著名医師による解説が無料で読めます
すると翻訳の精度が向上します
髄外疾患(EMD)は、多発性骨髄腫(MM)のリスクの高い特徴であり、新規の免疫療法の時代でも予後因子のままです。ここでは、空間トランスクリプトミクス(Tomo-seq [n = 2]および10x visium [n = 12])を適用し、単一細胞RNAシーケンス(Scrnaseq [n = 3])を14のEMD生検のセットに適用して、3つを分析しました。腫瘍細胞とその微小環境の寸法アーキテクチャ。全体として、浸潤性免疫細胞および間質細胞は、病変上で均一な分布を持たず、患者内および患者間変動の両方を示しました。ゲノムの不安定性と一致して、腫瘍の囲まれた領域に新しいサブクローンの出現を含む、プラズマ細胞内のコピー数レベルで実質的な不均一性を観察しました。さらに、二重特異性抗体療法のための2つの重要な抗原であるGPRC5DとTNFRSF17の空間的発現の違いを特定しました。EMD腫瘤は、T細胞を含むさまざまな免疫細胞に浸透しました。特に、排出されたTIM3+/PD-1+ T細胞はMM細胞と拡散的に共局在していますが、機能的および活性化されたCD8+ T細胞は、腫瘍のない領域のM1マクロファージとともに焦点浸潤パターンを示しました。このフィット感と排出されたT細胞の分離は、T細胞魅力的な二重特異性抗体に対する反応の場合に解決されました。MM細胞と微小環境細胞は、免疫活性化と血管新生に影響を与える複雑なネットワークに埋め込まれ、酸化的リン酸化がEMD病変内の主要な代謝プログラムを表しています。要約すると、空間トランスクリプトームは、潜在的な新しい治療手段としてチェックポイント阻害と二重ターゲティングを伴うEMDの多細胞生態系を明らかにしました。

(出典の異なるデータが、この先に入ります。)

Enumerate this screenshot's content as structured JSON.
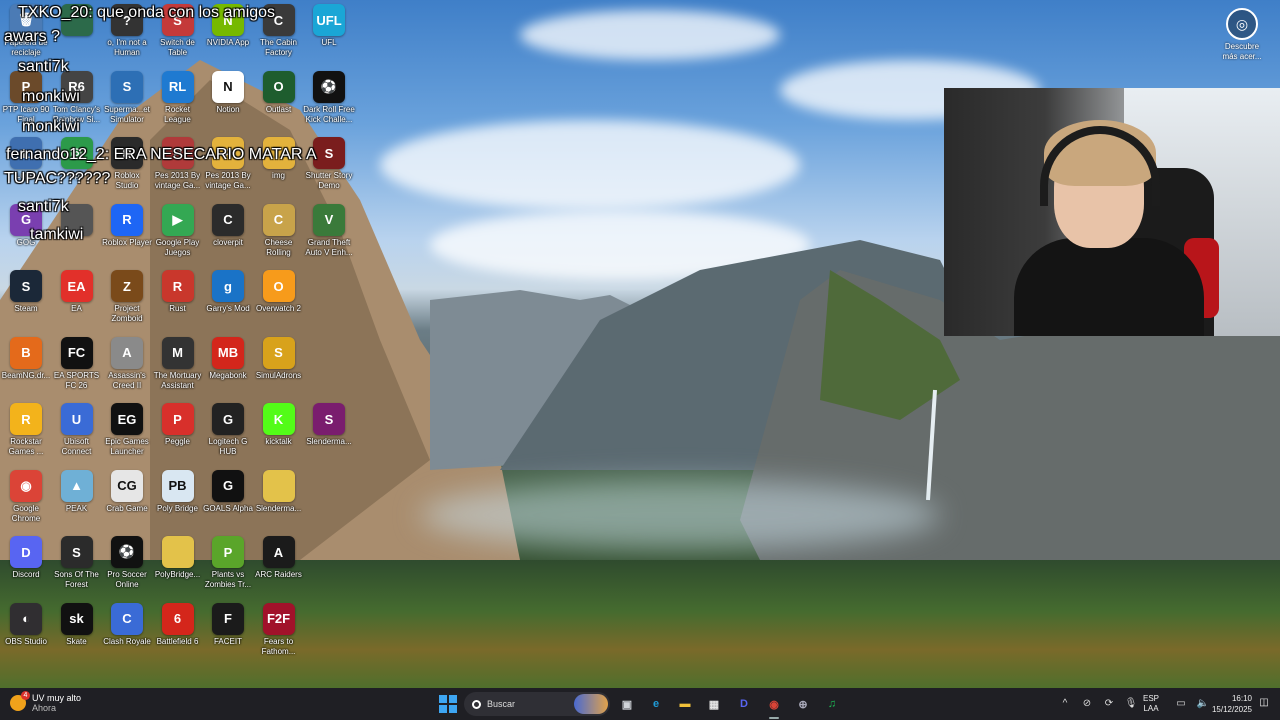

髄外疾患(EMD)は、多発性骨髄腫(MM)のリスクの高い特徴であり、新規の免疫療法の時代でも予後因子のままです。ここでは、空間トランスクリプトミクス(Tomo-seq [n = 2]および10x visium [n = 12])を適用し、単一細胞RNAシーケンス(Scrnaseq [n = 3])を14のEMD生検のセットに適用して、3つを分析しました。腫瘍細胞とその微小環境の寸法アーキテクチャ。全体として、浸潤性免疫細胞および間質細胞は、病変上で均一な分布を持たず、患者内および患者間変動の両方を示しました。ゲノムの不安定性と一致して、腫瘍の囲まれた領域に新しいサブクローンの出現を含む、プラズマ細胞内のコピー数レベルで実質的な不均一性を観察しました。さらに、二重特異性抗体療法のための2つの重要な抗原であるGPRC5DとTNFRSF17の空間的発現の違いを特定しました。EMD腫瘤は、T細胞を含むさまざまな免疫細胞に浸透しました。特に、排出されたTIM3+/PD-1+ T細胞はMM細胞と拡散的に共局在していますが、機能的および活性化されたCD8+ T細胞は、腫瘍のない領域のM1マクロファージとともに焦点浸潤パターンを示しました。このフィット感と排出されたT細胞の分離は、T細胞魅力的な二重特異性抗体に対する反応の場合に解決されました。MM細胞と微小環境細胞は、免疫活性化と血管新生に影響を与える複雑なネットワークに埋め込まれ、酸化的リン酸化がEMD病変内の主要な代謝プログラムを表しています。要約すると、空間トランスクリプトームは、潜在的な新しい治療手段としてチェックポイント阻害と二重ターゲティングを伴うEMDの多細胞生態系を明らかにしました。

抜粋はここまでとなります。